While I have since bounced back, I’ll share with you what made me feel worse and held me back when I was trying to recover. Quite frankly, sometimes I regretted sharing about what I was sad about, because I might get a response like, “But, I think you allow yourself to feel sad,” or “You know, I think you’re making yourself feeling victimised, so don’t.” At that time, I found these remarks quite upsetting, and now as I recall them, I still find them quite patronising, if not damaging. Instead I found that when friends acknowledged that I was upset by certain circumstances, even if they didn’t take sides on the matter, I felt that I had been heard and believed. And that cleared my mind to pivot and come up with constructive solutions.

Tonight, Tonight

Searching for resolution.

How did I recover? To be honest, it was pretty difficult. I searched many avenues using time and money to obtain peace, but the more I pushed myself, the worse I felt. One day I felt like my body was breaking down. I had rubbed my eyes until they were completely swollen, my skin was a curious mix of aged wrinkles & hormonal zits and my mood was on the floor. I was so blue I actually missed the yoga session I had planned for my own therapy.

Call for help.

Eventually I just called a friend and we went for a long walk. We followed our feet with a vague idea to visit a couple of bars along the way. From a rooftop bar at Fraser Road, we saw some parachuters jump out of planes in preparation for the National Day Parade next month. When we crossed the street at City Hall to make our way to the bay, fighter jets zipped over us. As we passed the Esplanade, we found an urban playground hidden in plain sight. Delighted, we filled our instastories with videos of kids laughing happily, old boats crossing the Fullerton Bay and the padparascha sunset in all his variegated glory as he blushed across the sky. Tourist game strong, we even snapped photos of the merlion.

Just breathe.

The biggest surprise was when we saw a phenomenal display of explosive fireworks as we sat at Cafe Fernet. As I watched the dust settle in the sudden silence, I breathed intentionally. I felt a quiet sense of calm and released my negative feelings to God and His universe. I couldn’t help but wonder at how our spontaneous walk had led us to this spot. Here I was tonight in the right spot at the right time to catch that stunning spectacle and find healing.

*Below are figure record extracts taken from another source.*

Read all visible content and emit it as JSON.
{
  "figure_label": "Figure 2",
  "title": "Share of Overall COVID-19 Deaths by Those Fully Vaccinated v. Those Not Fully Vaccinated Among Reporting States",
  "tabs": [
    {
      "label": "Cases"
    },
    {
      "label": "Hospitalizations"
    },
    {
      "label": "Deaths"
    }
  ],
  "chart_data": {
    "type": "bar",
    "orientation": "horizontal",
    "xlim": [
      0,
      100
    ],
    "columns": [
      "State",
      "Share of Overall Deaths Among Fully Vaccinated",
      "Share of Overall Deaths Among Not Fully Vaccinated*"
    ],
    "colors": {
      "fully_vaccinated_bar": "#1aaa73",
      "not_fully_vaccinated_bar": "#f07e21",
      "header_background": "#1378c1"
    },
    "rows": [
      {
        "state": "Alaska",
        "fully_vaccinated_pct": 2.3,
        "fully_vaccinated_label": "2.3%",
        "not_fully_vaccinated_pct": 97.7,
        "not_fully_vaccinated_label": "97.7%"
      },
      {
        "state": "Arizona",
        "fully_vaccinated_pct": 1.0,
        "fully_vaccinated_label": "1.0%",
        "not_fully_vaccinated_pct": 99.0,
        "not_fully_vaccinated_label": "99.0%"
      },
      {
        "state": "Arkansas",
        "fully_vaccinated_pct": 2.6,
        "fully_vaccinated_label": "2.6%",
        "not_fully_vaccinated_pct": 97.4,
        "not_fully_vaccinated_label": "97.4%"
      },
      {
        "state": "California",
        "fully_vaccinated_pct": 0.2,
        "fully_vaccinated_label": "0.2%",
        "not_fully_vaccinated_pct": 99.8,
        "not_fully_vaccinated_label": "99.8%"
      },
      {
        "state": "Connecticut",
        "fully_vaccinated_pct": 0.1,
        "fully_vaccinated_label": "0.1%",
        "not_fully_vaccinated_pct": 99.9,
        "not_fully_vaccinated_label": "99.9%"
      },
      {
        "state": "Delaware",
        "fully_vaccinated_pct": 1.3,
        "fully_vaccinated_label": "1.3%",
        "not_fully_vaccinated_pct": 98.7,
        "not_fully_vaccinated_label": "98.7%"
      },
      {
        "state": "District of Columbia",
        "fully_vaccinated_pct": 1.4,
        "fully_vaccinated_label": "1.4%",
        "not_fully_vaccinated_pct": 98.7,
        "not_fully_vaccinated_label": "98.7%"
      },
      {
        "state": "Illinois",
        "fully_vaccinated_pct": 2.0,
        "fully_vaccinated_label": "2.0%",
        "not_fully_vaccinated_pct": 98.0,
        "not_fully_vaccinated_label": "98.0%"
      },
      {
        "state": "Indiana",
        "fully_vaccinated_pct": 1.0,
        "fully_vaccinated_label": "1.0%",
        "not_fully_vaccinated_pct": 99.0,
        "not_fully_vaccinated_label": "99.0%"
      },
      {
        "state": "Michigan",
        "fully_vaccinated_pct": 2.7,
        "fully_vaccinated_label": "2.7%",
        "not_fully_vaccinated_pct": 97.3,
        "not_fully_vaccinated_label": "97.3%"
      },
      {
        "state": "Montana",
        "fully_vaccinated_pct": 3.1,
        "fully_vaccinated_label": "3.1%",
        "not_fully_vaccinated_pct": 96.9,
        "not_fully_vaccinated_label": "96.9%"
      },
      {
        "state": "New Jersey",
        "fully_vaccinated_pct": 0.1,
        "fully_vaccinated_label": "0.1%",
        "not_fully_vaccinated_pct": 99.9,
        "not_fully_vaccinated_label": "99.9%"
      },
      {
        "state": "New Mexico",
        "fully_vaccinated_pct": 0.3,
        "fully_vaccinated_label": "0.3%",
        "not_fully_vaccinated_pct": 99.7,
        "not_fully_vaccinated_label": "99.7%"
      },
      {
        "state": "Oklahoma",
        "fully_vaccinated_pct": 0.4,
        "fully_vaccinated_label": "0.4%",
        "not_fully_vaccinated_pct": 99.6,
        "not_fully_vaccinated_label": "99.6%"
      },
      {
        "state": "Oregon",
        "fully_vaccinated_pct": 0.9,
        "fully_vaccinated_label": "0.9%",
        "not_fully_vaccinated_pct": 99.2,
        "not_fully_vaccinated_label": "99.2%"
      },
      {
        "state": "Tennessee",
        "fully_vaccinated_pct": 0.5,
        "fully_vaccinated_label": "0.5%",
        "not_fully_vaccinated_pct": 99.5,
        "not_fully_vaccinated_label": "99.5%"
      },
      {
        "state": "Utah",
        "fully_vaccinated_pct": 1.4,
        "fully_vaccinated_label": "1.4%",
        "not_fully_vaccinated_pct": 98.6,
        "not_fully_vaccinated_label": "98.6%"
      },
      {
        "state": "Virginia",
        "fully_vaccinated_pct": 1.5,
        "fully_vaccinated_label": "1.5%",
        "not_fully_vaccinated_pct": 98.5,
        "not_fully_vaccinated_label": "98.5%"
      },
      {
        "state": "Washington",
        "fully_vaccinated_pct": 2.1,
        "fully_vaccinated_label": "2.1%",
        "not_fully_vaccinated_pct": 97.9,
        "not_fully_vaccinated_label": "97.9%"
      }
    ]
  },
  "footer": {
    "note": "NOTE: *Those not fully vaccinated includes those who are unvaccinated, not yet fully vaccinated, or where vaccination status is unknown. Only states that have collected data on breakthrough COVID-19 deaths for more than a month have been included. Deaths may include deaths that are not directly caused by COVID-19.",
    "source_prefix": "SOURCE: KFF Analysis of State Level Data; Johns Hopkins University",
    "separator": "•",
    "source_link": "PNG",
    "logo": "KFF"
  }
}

The Beginning Is the End Is The Beginning

Funnily enough, the next day, M1 whose friend from boarding school was visiting Singapore, asked if we could have lunch at Marina Bay Sands, in order to show his visitor around. After lunch the big boys scurried off to the airport, leaving me with M4 and M5. We wandered around and before I knew it, I was back in the same area as I was the night before. And in the clear light of day with my kids scampering over signs that spelt DREAM as they danced to singing buskers, I was glad I was in the same good place, grounded by my feet, but also in the same good space, in my heart & mind.

References:

Fones C, Kua EH, Ko SM, Ng TP. Studying the mental health of a nation. Singapore Medical Journal 1998; 9:251-255.

Kua EH. A community study of mental disorders in elderly Singaporean Chinese using the GMS-AGECAT package. Australian and New Zealand Journal of Psychiatry 1992; 26:502-506.

Rund DA. Behavioral disorders: clinical features. In: Tintinalli JE, Kelen GD, Stapczynski JS, ed. Emergency medicine, a comprehensive study guide, 6th edn. Irving, TX: American College of Emergency Physicians; 2004:1810.

Hoyer D, David E. Screening for depression in emergency department patients. J Emerg Med. 2008 Nov 18.

Kumar A, Clark S, Boudreaux ED, Camargo CA. A multicenter study of depression among emergency department patients. Acad Emerg Med. 2004;11:1284-1289.